Please note the below example of Peru is not representative of the entire pool of countries where dengue can be present. Outbreak characteristics and responses are highly variable in dengue endemic countries resulting in different experiences from one region to the next.1


Peru’s worst dengue outbreak to date, in 2023, resulted in a state of emergency being declared in most of its 25 regions.2,3 This outbreak, which occurred during a time of political instability, greatly strained the healthcare system in some parts of the country.2,4,5


Peru’s dengue cases have been rising year-on-year in recent times6



  • Peru; the North-Western region, Piura, was the worst affected3

The numbers as reported in September 2023

  • 250,000 infections, 419 deaths4

The contributing causes

  • Increased rainfall and flooding resulting from a cyclone, as well as warmer than usual surrounding ocean waters due to El Niño (This natural climate phenomenon or weather pattern fuels tropical cyclones in the Pacific, boosting rainfall and flood risk within the region)6,7

  • This meant there were more pools of water available (than usual) for dengue-carrying mosquitoes to reproduce in6

The impact

  • Some of the sick had to be cared for outside hospitals, in motorcycle taxis and on the street2

  • Emergency wards were constructed in tents on sports fields. Many patients had no choice but to stay at home9

  • Up to 90% of medical facilities in Piura city were under resourced and understaffed.4 For example, one hospital reported that 80 patients were being treated per day, overwhelming their capacity of 30 beds, and test results took up to 20 days to process4

  • Long queues at hospital pharmacies meant some patients did not wait to get medicines, opting instead to self-treat8

“Everyone I knew got it.”


– Dengue patient8

The response

  • Government measures to tackle the outbreak included fumigation to kill baby Aedes aegypti mosquitoes, and campaigns to encourage residents to use mosquito nets and to avoid having open water containers (where mosquitoes can lay eggs)4

  • Did public policy decisions affect the response to the dengue epidemic?

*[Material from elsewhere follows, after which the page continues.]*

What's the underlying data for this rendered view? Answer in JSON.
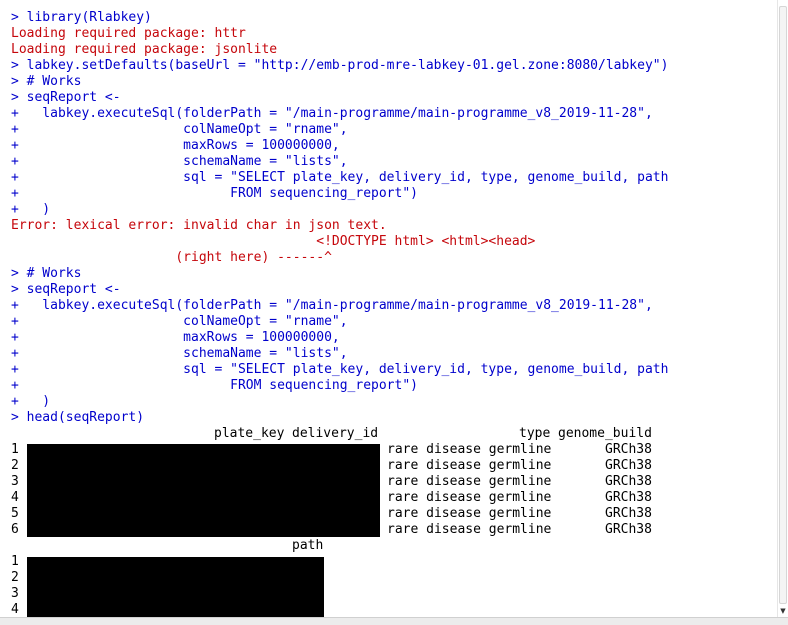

“…halt of prevention work prior to the rainy season due to the political and social crisis… contributed to a perfect storm.”


– Antonio Quispe, epidemiologist/former health minister advisor5

Looking ahead

  • With dengue cases in Peru showing no signs of slowing down, a strong, public response is as important as ever in fighting this disease

“Public health agencies can prepare for and respond to dengue outbreaks by evaluating and supporting implementation of effective vector control methods and vaccines, strengthening dengue surveillance, and reinforcing clinical management training to improve patient outcomes.”